Dominion agreed to sell its offshore natural gas and oil exploration and production (E&P) operations to a subsidiary of Italy’s Eni SpA for $4.76 billion. The operations, which will nearly triple Eni’s output in the Gulf of Mexico (GOM), include 967 Bcfe of proved gas and oil reserves on the shelf and in deepwater with average daily output of 503 MMcfe/d.
Eni’s GOM production will jump to 110,000 boe/d from 36,000 boe/d by the second half of this year, the company said. The deal also will increase Eni’s proved and probable reserves by 222 MMboe. Eni is one of Europe’s top five E&P companies by market value, and it was the only leading producer to boost production last year with a 1.9% increase.
Eni CEO Paolo Scaroni said the purchase is part of Eni’s strategy to buy reserves and production in key areas where the company can apply its deepwater skills and technologies. The assets will give Eni “the necessary critical mass for its activities in the Gulf of Mexico.”
The Italian producer has operated in the United States since 1966. Eni currently holds stakes in 242 leases in the GOM and 151 leases in Alaska.
Dominion CEO Thomas F. Farrell II called Monday’s announcement “a significant step in Dominion’s previously announced strategic plan to refocus on the power generation and energy distribution, transmission, storage and retail businesses. Dominion has been extremely successful in the E&P business, but that success has not been fully reflected in our share price. Our plan is designed to realize the value of these assets for our shareholders.”
The sale of the offshore E&P assets to Eni Petroleum Co. is expected to close by early July, subject to customary closing conditions and adjustments.
Dominion announced last November that it would pursue the sale of most of its E&P assets as part of a strategic refocusing (see Daily GPI, Feb. 1; Nov. 2, 2006). The move is designed to enhance the long-term value of the company by realigning Dominion’s operations and risk profile more closely with the company’s peer investment group of utilities. The company is still in the process of selling all of its U.S. onshore E&P operations, except properties in the Appalachian Basin, as well as its E&P operations in Western Canada. Dominion said it would make more announcements in the “near future.”
Dominion plans to retain its low-risk E&P operations in the Appalachian Basin because of their value to the company’s natural gas pipeline, storage and gathering businesses. The Appalachian properties account for 15% of proved reserves and 8% of Dominion average daily production at year-end 2006. Production from these reserves is expected to contribute less than 5% of Dominion’s future consolidated operating earnings.
With additional announcements yet to come, some information related to the asset sale to Eni is not ready for disclosure, including total proceeds, applicable tax rate, targeted credit metrics in view of recent legislative changes in Virginia and, ultimately, the amount of proceeds that will be available to repurchase shares of common stock, Dominion said.
“We suggest that investors wait for all of these announcements before drawing any firm conclusions on how these transactions will affect Dominion’s ongoing earnings power,” Farrell said.
The company in March completed the sale of three natural gas-fired generating facilities. It also is in the process of selling its Dominion Peoples and Dominion Hope natural gas distribution companies, with closing targeted for the end of 2Q2007.

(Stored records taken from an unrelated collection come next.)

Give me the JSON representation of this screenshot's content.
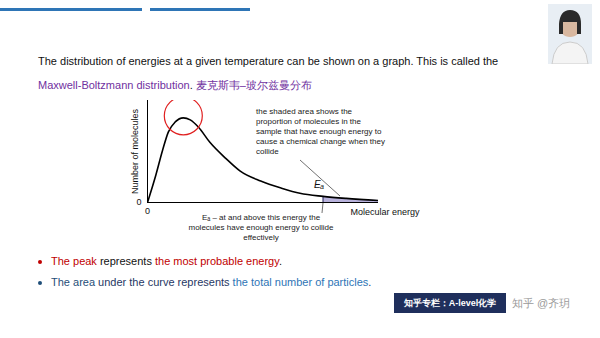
{
  "slide": {
    "intro": [
      {
        "text": "The distribution of energies at a given temperature can be shown on a graph. This is called the "
      },
      {
        "text": "Maxwell-Boltzmann distribution",
        "color": "#7030a0"
      },
      {
        "text": ". "
      },
      {
        "text": "麦克斯韦–玻尔兹曼分布",
        "color": "#7030a0"
      }
    ],
    "bullets": [
      {
        "bullet_color": "#c00000",
        "runs": [
          {
            "text": "The peak",
            "color": "#c00000"
          },
          {
            "text": " represents "
          },
          {
            "text": "the most probable energy",
            "color": "#c00000"
          },
          {
            "text": "."
          }
        ]
      },
      {
        "bullet_color": "#1f4e79",
        "runs": [
          {
            "text": "The area",
            "color": "#1f4e79"
          },
          {
            "text": " under the curve represents ",
            "color": "#1f3864"
          },
          {
            "text": "the total number of particles",
            "color": "#2e75b6"
          },
          {
            "text": ".",
            "color": "#1f3864"
          }
        ]
      }
    ],
    "footer": {
      "column": "知乎专栏：A-level化学",
      "watermark": "知乎 @齐玥"
    }
  },
  "chart_data": {
    "type": "line",
    "x_label": "Molecular energy",
    "y_label": "Number of molecules",
    "x": [
      0,
      0.35,
      0.65,
      0.9,
      1.2,
      1.55,
      1.85,
      2.2,
      2.7,
      3.4,
      4.0,
      4.9,
      5.8,
      6.6,
      7.6,
      8.6,
      10
    ],
    "values": [
      0,
      2.6,
      5.1,
      6.9,
      7.9,
      8.3,
      8.1,
      7.4,
      5.9,
      4.3,
      3.1,
      2.1,
      1.4,
      0.9,
      0.6,
      0.4,
      0.2
    ],
    "color": "#000000",
    "xlim": [
      0,
      10
    ],
    "ylim": [
      0,
      10
    ],
    "xticks": [
      0
    ],
    "yticks": [
      0
    ],
    "grid": false,
    "ea": 7.6,
    "annotations": {
      "ea_label": "Eₐ",
      "shaded_area": "the shaded area shows the proportion of molecules in the sample that have enough energy to cause a chemical change when they collide",
      "ea_note": "Eₐ – at and above this energy the molecules have enough energy to collide effectively"
    }
  }
}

Proceeds of the asset dispositions would position the company to reduce debt — including debt at its CNG subsidiary — repurchase common shares and grow other Dominion businesses. Including the Appalachian Basin E&P assets, Dominion expects its remaining businesses to grow consolidated operating earnings per share at an average annual rate of 4-6%.
Dominion is being advised in the sale by the investment banking firms of JPMorgan, Lehman Brothers and Juniper Advisory LP. BakerBotts LLP and McGuireWoods LLP are the company’s legal advisers for the sale.
Eni’s purchase price of around $18/boe is considered high by analysts. However, the price is close to the deal Norsk Hydro (now merged with Statoil) made in 2005 when it bought Spinnaker Exploration (see Daily GPI, Sept. 20, 2005).
Banc of America Securities analyst Shelby G. Tucker said the sale price was well above the $3.2-3.6 billion range he had estimated for the offshore assets. However, the transaction would be a boon for Dominion — the bank’s analysts had previously said that for every $500 million difference from the estimated sale price, Dominion’s estimated stock value would change by $1 per share.
“Thus, if the sale price for the remainder of the E&P assets is in line with our estimates, this could add $2/share to Dominion’s valuation,” Tucker wrote in a research report.
“Strategically this acquisition makes good sense, enhancing Eni’s presence in a major hydrocarbon basin, with upside potential, under a benign fiscal regime,” Citigroup analysts wrote in a note to clients.